Literary Society Prepares for 2014 Oracle


From left to right junior Literary Society member, Emily Mo, and President Jenny Nguyen selecting submissions for the Oracle. Photo by Jessica DePaula

The Malden High School Literary Society is responsible for one of MHS’s oldest traditions; the Oracle, America’s second-longest running annual literary magazine published by high schoolers. The Oracle was born 142 years ago when the MHS Literary Society decided to take the writing talents of the school public; back then, it was a biweekly publication similar to The Blue and Gold.

Over time, the magazine turned into one of almost exclusive creative works, even winning an award recognizing their achievements from the National Teacher’s Council for last year’s publication. Current president, junior Jenny Nguyen, states that their submissions are “mostly poetry, usually really dark emotional poems or stories, with the occasional short story.” Layout and design began on May 2, with a print date to be determined later.

A star system is used to determine which submissions will make the final cut, with five stars being a definite and four a most likely; the rest will be debated and analyzed by the club in order to determine admission. Junior Sarah Trinh claims she looks for originality above all else in a submission, as she really enjoys “dynamic” writing. The Oracle also strives to highlight the talents of MHS art students, and the members have taken trips to the art classes and selected work they feel fits the tone of the magazine; the art teachers are always a great help throughout this process, “point[ing] out which projects are really good.”

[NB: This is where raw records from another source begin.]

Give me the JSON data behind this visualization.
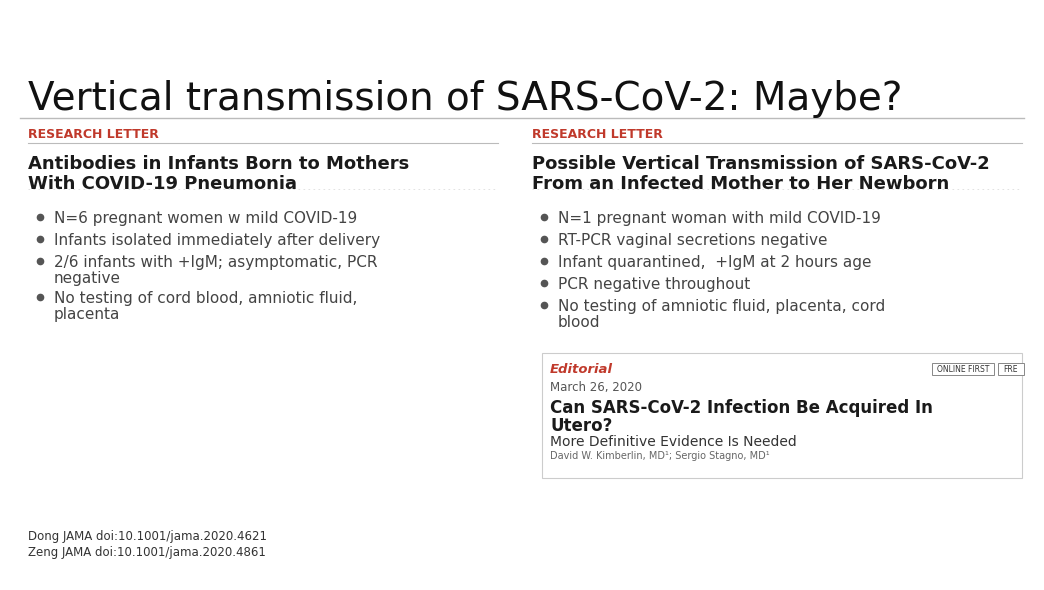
{
  "title": "Vertical transmission of SARS-CoV-2: Maybe?",
  "title_fontsize": 28,
  "title_color": "#111111",
  "bg_color": "#ffffff",
  "left_panel": {
    "label": "RESEARCH LETTER",
    "label_color": "#c0392b",
    "heading_line1": "Antibodies in Infants Born to Mothers",
    "heading_line2": "With COVID-19 Pneumonia",
    "heading_color": "#1a1a1a",
    "bullets": [
      "N=6 pregnant women w mild COVID-19",
      "Infants isolated immediately after delivery",
      "2/6 infants with +IgM; asymptomatic, PCR\nnegative",
      "No testing of cord blood, amniotic fluid,\nplacenta"
    ]
  },
  "right_panel": {
    "label": "RESEARCH LETTER",
    "label_color": "#c0392b",
    "heading_line1": "Possible Vertical Transmission of SARS-CoV-2",
    "heading_line2": "From an Infected Mother to Her Newborn",
    "heading_color": "#1a1a1a",
    "bullets": [
      "N=1 pregnant woman with mild COVID-19",
      "RT-PCR vaginal secretions negative",
      "Infant quarantined,  +IgM at 2 hours age",
      "PCR negative throughout",
      "No testing of amniotic fluid, placenta, cord\nblood"
    ],
    "editorial_label": "Editorial",
    "editorial_label_color": "#c0392b",
    "editorial_date": "March 26, 2020",
    "editorial_badge1": "ONLINE FIRST",
    "editorial_badge2": "FRE",
    "editorial_title_line1": "Can SARS-CoV-2 Infection Be Acquired In",
    "editorial_title_line2": "Utero?",
    "editorial_subtitle": "More Definitive Evidence Is Needed",
    "editorial_authors": "David W. Kimberlin, MD¹; Sergio Stagno, MD¹"
  },
  "footnotes": [
    "Dong JAMA doi:10.1001/jama.2020.4621",
    "Zeng JAMA doi:10.1001/jama.2020.4861"
  ],
  "footnote_color": "#333333",
  "bullet_color": "#444444",
  "separator_color": "#bbbbbb"
}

Trinh elaborates on the topic of submissions, bemoaning the fact that she” feels they could get more” every year, as it is “a struggle to get people to submit.” Another member, junior Katie Mai, thoughtfully says she thinks the reason for this is that “most people don’t have enough time” to write nowadays, but that their “little, secluded club” has blossomed recently. Junior Emily Mo, who just joined this December, says that she loves the club despite it being a big commitment. Mo stated that a few submissions were denied because they were “obviously essays written for English class,” but wants to the school to know that “everyone’s work is up for consideration.”

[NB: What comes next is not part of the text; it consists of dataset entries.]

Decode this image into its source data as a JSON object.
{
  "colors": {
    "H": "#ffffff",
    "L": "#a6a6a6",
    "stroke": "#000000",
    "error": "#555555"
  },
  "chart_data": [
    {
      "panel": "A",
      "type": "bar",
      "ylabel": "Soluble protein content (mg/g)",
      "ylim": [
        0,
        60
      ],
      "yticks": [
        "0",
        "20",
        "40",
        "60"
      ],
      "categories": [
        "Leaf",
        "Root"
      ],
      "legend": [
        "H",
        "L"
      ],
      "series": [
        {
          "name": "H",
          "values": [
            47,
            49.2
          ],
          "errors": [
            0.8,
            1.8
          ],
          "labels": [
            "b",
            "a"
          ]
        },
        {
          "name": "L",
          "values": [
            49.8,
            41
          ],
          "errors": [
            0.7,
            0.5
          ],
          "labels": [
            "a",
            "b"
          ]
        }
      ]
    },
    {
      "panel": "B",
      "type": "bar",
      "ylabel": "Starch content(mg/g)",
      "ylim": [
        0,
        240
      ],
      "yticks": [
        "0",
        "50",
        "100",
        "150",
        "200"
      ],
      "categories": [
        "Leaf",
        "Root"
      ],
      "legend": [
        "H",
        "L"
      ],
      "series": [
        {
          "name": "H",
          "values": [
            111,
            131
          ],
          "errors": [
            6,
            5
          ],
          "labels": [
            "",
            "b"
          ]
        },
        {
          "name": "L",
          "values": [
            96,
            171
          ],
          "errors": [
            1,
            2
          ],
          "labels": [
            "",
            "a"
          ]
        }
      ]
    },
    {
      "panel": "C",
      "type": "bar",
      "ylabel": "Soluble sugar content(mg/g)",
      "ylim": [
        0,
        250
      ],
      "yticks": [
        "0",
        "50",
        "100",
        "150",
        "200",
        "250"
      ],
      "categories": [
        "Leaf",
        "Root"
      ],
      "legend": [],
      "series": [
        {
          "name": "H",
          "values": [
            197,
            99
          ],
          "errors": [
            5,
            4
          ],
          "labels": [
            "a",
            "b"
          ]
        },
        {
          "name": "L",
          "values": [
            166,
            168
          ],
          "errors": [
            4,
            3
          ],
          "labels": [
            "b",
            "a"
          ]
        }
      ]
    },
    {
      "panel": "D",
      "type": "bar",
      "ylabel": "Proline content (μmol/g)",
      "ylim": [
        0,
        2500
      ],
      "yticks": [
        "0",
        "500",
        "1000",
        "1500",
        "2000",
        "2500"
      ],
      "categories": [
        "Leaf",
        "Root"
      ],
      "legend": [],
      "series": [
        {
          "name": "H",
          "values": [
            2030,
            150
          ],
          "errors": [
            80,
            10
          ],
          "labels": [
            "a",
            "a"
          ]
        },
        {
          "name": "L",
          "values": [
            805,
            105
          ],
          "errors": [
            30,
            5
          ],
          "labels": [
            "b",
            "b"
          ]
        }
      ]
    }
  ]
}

All members agree that the Oracle plays an important part in the school; Nguyen stresses that it allows students to express emotions that they normally wouldn’t, while Trinh likes that the Oracle gives students an outlet for expression, especially since MHS “has a lot of writers that don’t show themselves because they’re embarrassed.” Trinh also likes the ” life and brightness” creative electives and clubs add to the school; “it would be really bland and boring without them,” she emphasizes.